Cordelia Candelaria, author of Seeking the Perfect Game: Baseball in American Literature, rated The Southpaw and Bang the Drum Slowly among the top five baseball novels ever written. The novel was also chosen as one of the top 100 sports books of all time by Sports Illustrated, and the 1973 film adaption is featured on numerous other lists of best baseball movies.

==Adaptations==
The novel was first adapted for television and was broadcast live on the U.S. Steel Hour on September 24, 1956. It featured Paul Newman as Wiggen and Albert Salmi as catcher Bruce Pearson. George Peppard appeared as Piney Woods, the country-boy ballplayer who sings the ballad from which the novel's title is derived. The TV adaptation was faithful to the first-person singular style of the novel, by having Wiggen (Newman) periodically step out of the movie to address the audience.

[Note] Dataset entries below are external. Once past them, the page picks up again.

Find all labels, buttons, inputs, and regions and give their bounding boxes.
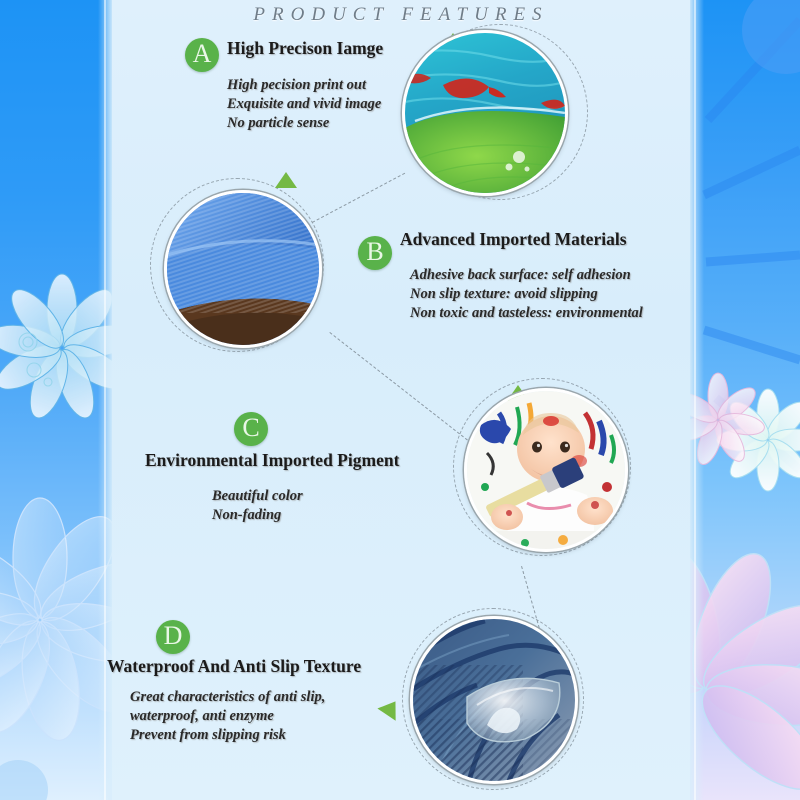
feature-c-heading: Environmental Imported Pigment [145, 450, 399, 471]
right-decorative-border [690, 0, 800, 800]
feature-a-line-3: No particle sense [227, 114, 381, 133]
feature-c-lines: Beautiful color Non-fading [212, 487, 303, 525]
connector-a-to-b [312, 173, 405, 223]
arrow-to-photo-d [377, 695, 404, 721]
feature-b-lines: Adhesive back surface: self adhesion Non… [410, 266, 643, 323]
badge-d: D [156, 620, 190, 654]
feature-d-line-1: Great characteristics of anti slip, [130, 688, 325, 707]
blue-fabric-material-photo [164, 190, 322, 348]
feature-b-heading: Advanced Imported Materials [400, 229, 627, 250]
badge-c: C [234, 412, 268, 446]
feature-a-line-1: High pecision print out [227, 76, 381, 95]
arrow-to-photo-b [275, 172, 297, 188]
water-droplet-art [413, 619, 575, 781]
badge-a: A [185, 38, 219, 72]
left-panel-hairline [104, 0, 106, 800]
feature-d-line-3: Prevent from slipping risk [130, 726, 325, 745]
baby-painting-art [467, 391, 625, 549]
koi-pond-print-photo [402, 30, 568, 196]
koi-pond-art [405, 33, 565, 193]
feature-b-line-2: Non slip texture: avoid slipping [410, 285, 643, 304]
baby-painting-photo [464, 388, 628, 552]
feature-b-line-1: Adhesive back surface: self adhesion [410, 266, 643, 285]
feature-d-line-2: waterproof, anti enzyme [130, 707, 325, 726]
badge-b: B [358, 236, 392, 270]
right-panel-hairline [694, 0, 696, 800]
feature-a-lines: High pecision print out Exquisite and vi… [227, 76, 381, 133]
left-border-flower-art [0, 0, 112, 800]
feature-c-line-1: Beautiful color [212, 487, 303, 506]
connector-b-to-c [329, 332, 475, 447]
content-panel: PRODUCT FEATURES A High Precison Iamge H… [112, 0, 690, 800]
page-title: PRODUCT FEATURES [112, 4, 690, 26]
feature-c-line-2: Non-fading [212, 506, 303, 525]
right-border-flower-art [690, 0, 800, 800]
feature-b-line-3: Non toxic and tasteless: environmental [410, 304, 643, 323]
product-features-poster: PRODUCT FEATURES A High Precison Iamge H… [0, 0, 800, 800]
left-decorative-border [0, 0, 112, 800]
feature-a-line-2: Exquisite and vivid image [227, 95, 381, 114]
feature-a-heading: High Precison Iamge [227, 38, 383, 59]
blue-fabric-art [167, 193, 319, 345]
water-droplet-texture-photo [410, 616, 578, 784]
feature-d-heading: Waterproof And Anti Slip Texture [107, 656, 361, 677]
feature-d-lines: Great characteristics of anti slip, wate… [130, 688, 325, 745]
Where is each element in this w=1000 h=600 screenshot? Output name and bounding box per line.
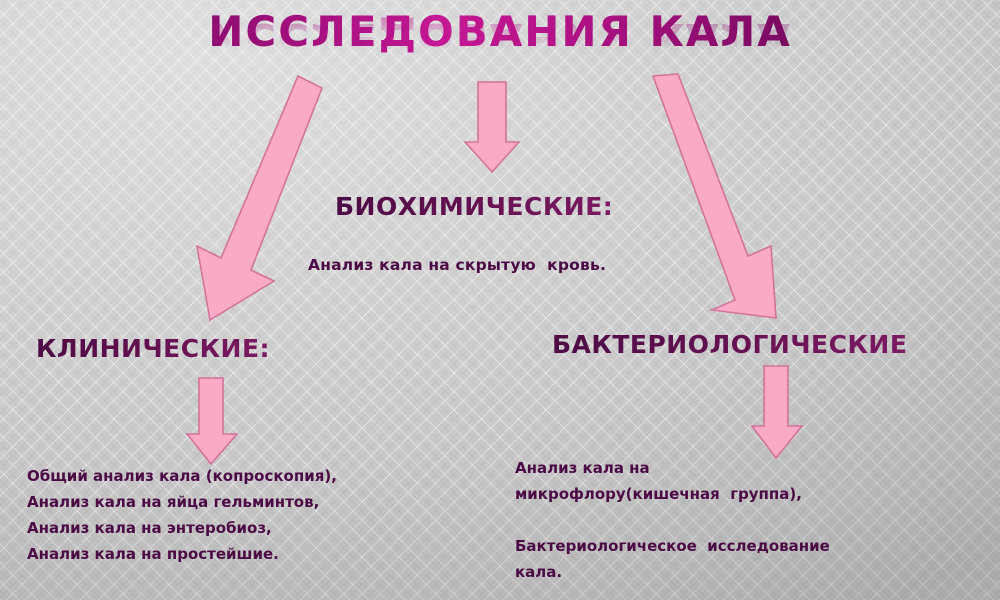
diagonal-arrow-clinical xyxy=(185,70,330,330)
bacteriological-items-list: Анализ кала на микрофлору(кишечная групп… xyxy=(515,455,830,585)
clinical-items-list: Общий анализ кала (копроскопия), Анализ … xyxy=(27,463,337,567)
down-arrow-biochemical xyxy=(462,80,522,175)
heading-clinical: КЛИНИЧЕСКИЕ: xyxy=(36,334,270,363)
heading-biochemical: БИОХИМИЧЕСКИЕ: xyxy=(335,192,613,221)
down-arrow-bacteriological xyxy=(750,366,806,460)
heading-bacteriological: БАКТЕРИОЛОГИЧЕСКИЕ xyxy=(552,330,907,359)
diagonal-arrow-bacteriological xyxy=(645,70,800,322)
biochemical-note: Анализ кала на скрытую кровь. xyxy=(308,252,606,278)
slide-canvas: ИССЛЕДОВАНИЯ КАЛА ИССЛЕДОВАНИЯ КАЛА БИОХ… xyxy=(0,0,1000,600)
down-arrow-clinical xyxy=(185,376,241,466)
page-title-reflection: ИССЛЕДОВАНИЯ КАЛА xyxy=(0,17,1000,59)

Harris wrote the screenplay for the 1973 film adaptation, with Michael Moriarty portraying Wiggen, Robert De Niro as Pearson and Vincent Gardenia as manager Dutch Schnell. Gardenia was nominated for an Academy Award for Best Supporting Actor for his portrayal of Schnell. De Niro was nominated and won Best Supporting Actor, from the New York Film Critics Circle for his role of Pearson. The movie was also Danny Aiello's feature film debut. The film was directed by John D. Hancock and released by Paramount Pictures.

The novel was also adapted for the stage by Eric Simonson and had its professional premiere at the Huntington Theatre Company in Boston on March 11, 1994. The play was directed by Simonson, and David New starred as the "Author" Henry Wiggen, while Paul Sandberg played the role of catcher Bruce Pearson.

In 1992, Simonson partnered with L.A. Theatre Works to record an audiobook of the stage play adapted from the novel. The recording featured Ed Begley, Jr., David Schwimmer, Jonathan Silverman and Harry Shearer. The audio book is available to the general public in libraries and online retailers.